Agency may be terminated by which of the following?
Disclosure of a conflict of interest by the agent.
When an agent discloses a conflict of interest, it may lead to the termination of the agency relationship, as this can undermine the trust and obligations essential for effective representation. The agent's duty to act in the best interest of the client is compromised when conflicts arise, providing grounds for termination.
The discovery of a major defect in the property does not directly terminate the agency relationship. While it may affect the agent's ability to perform their duties or the client's decision to proceed with a transaction, it does not inherently dissolve the agency agreement between the agent and the client.
Payment of a cancellation fee to the agent may facilitate the termination of the agency agreement, but it is not a required condition for termination. The payment of fees is typically a contractual matter and does not address the fundamental reasons for ending the agency relationship, which are usually related to performance or ethical considerations.
A lack of agreement by all parties involved in the contract can create issues, but it does not automatically terminate the agency.
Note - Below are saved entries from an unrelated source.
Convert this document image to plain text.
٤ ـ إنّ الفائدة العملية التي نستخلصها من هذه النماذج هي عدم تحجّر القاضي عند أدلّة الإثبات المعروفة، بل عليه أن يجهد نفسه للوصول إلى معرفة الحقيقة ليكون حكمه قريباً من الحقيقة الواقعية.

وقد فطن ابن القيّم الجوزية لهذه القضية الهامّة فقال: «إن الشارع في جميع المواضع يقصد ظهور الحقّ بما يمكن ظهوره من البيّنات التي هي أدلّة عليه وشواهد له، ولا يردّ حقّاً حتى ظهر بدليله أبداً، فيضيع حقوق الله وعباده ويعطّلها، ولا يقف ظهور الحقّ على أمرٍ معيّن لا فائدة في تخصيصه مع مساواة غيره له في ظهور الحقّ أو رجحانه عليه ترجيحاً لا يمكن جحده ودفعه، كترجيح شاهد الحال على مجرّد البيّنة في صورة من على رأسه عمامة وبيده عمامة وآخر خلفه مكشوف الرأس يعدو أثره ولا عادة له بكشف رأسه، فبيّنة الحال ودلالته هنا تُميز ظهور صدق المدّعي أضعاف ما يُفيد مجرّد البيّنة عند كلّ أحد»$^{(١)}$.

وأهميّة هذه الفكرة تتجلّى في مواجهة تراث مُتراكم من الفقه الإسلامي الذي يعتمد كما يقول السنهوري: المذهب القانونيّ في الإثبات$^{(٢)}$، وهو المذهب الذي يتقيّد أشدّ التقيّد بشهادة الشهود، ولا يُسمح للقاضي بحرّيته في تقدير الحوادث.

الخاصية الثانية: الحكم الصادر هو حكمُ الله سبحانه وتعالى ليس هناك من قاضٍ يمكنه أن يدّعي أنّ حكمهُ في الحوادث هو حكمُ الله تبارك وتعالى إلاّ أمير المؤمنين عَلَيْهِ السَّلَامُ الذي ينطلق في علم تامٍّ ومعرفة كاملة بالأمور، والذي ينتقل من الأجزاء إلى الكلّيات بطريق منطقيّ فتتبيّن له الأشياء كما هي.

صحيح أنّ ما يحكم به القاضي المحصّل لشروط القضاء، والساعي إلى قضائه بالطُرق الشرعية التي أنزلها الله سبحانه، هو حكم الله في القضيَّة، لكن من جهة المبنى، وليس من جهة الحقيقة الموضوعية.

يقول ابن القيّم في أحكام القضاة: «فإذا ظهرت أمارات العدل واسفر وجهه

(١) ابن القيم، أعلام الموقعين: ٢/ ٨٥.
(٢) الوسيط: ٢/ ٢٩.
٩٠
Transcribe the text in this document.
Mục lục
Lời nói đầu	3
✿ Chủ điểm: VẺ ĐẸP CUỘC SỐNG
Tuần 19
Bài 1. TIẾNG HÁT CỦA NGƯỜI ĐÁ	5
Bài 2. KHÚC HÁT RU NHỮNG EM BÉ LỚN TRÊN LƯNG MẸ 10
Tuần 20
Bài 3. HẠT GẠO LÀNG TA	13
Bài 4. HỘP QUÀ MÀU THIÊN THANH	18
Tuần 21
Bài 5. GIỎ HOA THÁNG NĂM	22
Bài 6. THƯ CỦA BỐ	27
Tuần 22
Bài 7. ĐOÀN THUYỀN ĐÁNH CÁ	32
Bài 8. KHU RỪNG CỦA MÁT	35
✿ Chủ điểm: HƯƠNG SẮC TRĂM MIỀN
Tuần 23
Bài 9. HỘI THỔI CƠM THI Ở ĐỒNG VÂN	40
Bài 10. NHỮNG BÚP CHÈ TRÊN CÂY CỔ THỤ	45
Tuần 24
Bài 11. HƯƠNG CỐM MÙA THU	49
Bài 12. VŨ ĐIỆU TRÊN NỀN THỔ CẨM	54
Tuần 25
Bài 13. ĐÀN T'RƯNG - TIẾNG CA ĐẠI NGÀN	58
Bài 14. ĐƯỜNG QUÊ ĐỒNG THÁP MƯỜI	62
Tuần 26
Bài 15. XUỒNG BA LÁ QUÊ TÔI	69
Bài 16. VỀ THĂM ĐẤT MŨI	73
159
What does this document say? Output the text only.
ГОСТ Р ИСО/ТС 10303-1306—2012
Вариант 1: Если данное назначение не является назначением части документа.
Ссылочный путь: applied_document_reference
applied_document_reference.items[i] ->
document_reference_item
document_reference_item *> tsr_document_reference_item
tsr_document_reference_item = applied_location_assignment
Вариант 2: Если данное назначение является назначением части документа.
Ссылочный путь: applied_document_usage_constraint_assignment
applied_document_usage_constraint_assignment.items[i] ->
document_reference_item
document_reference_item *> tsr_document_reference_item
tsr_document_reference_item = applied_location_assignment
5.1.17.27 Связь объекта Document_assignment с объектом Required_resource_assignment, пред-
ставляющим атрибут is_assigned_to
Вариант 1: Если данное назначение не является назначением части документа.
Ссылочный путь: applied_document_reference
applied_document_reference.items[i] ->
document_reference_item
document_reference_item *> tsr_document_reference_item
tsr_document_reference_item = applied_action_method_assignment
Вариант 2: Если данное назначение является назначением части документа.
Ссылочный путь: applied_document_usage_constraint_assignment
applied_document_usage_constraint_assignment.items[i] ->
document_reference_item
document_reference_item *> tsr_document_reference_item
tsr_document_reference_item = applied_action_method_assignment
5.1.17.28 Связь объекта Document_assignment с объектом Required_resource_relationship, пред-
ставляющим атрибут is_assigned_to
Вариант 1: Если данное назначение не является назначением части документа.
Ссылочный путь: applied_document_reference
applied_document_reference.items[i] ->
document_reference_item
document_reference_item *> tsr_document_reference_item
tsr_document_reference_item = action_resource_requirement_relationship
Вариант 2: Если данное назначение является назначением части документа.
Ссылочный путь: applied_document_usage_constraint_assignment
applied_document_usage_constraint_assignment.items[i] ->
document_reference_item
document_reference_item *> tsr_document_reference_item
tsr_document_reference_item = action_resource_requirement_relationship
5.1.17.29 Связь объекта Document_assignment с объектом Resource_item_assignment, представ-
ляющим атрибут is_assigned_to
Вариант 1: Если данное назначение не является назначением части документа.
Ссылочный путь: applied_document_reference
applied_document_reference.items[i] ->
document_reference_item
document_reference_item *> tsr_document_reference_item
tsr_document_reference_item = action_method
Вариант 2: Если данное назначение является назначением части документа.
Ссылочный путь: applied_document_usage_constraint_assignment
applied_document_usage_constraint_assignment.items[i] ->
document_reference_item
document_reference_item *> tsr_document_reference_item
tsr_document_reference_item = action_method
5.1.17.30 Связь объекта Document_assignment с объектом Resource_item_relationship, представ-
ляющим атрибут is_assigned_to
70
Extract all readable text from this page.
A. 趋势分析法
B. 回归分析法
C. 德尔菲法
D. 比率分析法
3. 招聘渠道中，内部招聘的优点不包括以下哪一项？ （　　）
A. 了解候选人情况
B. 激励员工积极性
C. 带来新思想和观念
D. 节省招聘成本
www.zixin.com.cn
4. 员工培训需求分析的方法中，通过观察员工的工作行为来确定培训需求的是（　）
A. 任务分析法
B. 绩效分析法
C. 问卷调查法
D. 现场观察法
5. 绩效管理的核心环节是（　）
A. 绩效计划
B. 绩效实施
The agency may still exist until formally dissolved by mutual consent or through other legal means. The existence of a contract itself does not depend solely on unanimous agreement; it can still be upheld despite disagreements.
The termination of an agency relationship is most appropriately prompted by the disclosure of a conflict of interest by the agent, as this directly impacts the agent's ability to act in the client's best interests. Other options listed—such as property defects, cancellation fees, and lack of agreement—may influence the relationship but do not serve as definitive grounds for termination. Understanding these distinctions is crucial in real estate and legal contexts, where agency relationships are foundational to trust and representation.